Specifically, he said, he would work to secure the release of 24 Ukrainian sailors who were captured last year by Russia along with their three vessels while trying to pass through the Kerch Strait near Crimea.

And members of Zelenskiy’s team said bills would be introduced in parliament that are aimed at eliminating corruption and assigning more accountability to public servants. They should include bills on the removal of immunity from the president, lawmakers, and judges, as well as an impeachment law.

Promises like those appear to be giving Ukraine’s vibrant civil society, long frustrated by Poroshenko’s perceived foot-dragging on many issues related to the fight against corruption and law and justice, some reason for hope.

“There is a chance for positive changes,” Daria Kaleniuk, executive director of the Kyiv-based watchdog group Anti-Corruption Action Center, told RFE/RL. “But we have to watchdog his every step and not let him relax.”

She predicted that “every message, every person he appoints to his team will be very thoroughly assessed by journalists and civil society.”

She and other anticorruption activists with whom Zelenskiy’s team met ahead of the election said he had been supportive of the priorities they had communicated to him.

But some of those messages have changed in the past week. For instance, Kaleniuk said that after promising a full “reboot” of the country’s specialized anticorruption-prosecutors office, which has been plagued by allegations of corruption, Zelenskiy’s team has backtracked.

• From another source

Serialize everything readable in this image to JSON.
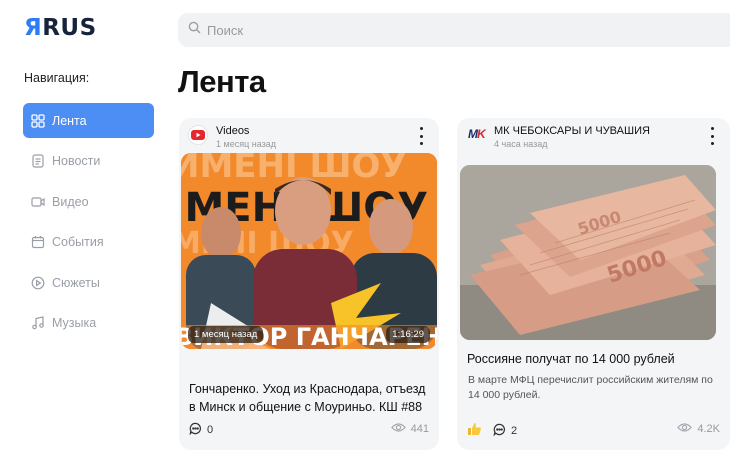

Mustafa Nayyem, whose calls to protest the government when he was a journalist and activist in November 2013 helped spark the Euromaidan uprising that ousted Moscow-friendly President Viktor Yanukovych, said Zelenskiy would be smart to heed the advice of civil society.

Now a lawmaker, Nayyem addressed the newly elected leader in a blog post.“Remember what happened to Poroshenko,” he said, urging the president-elect to listen to the 73 percent of voters who elected him. “Don’t make the same mistakes.”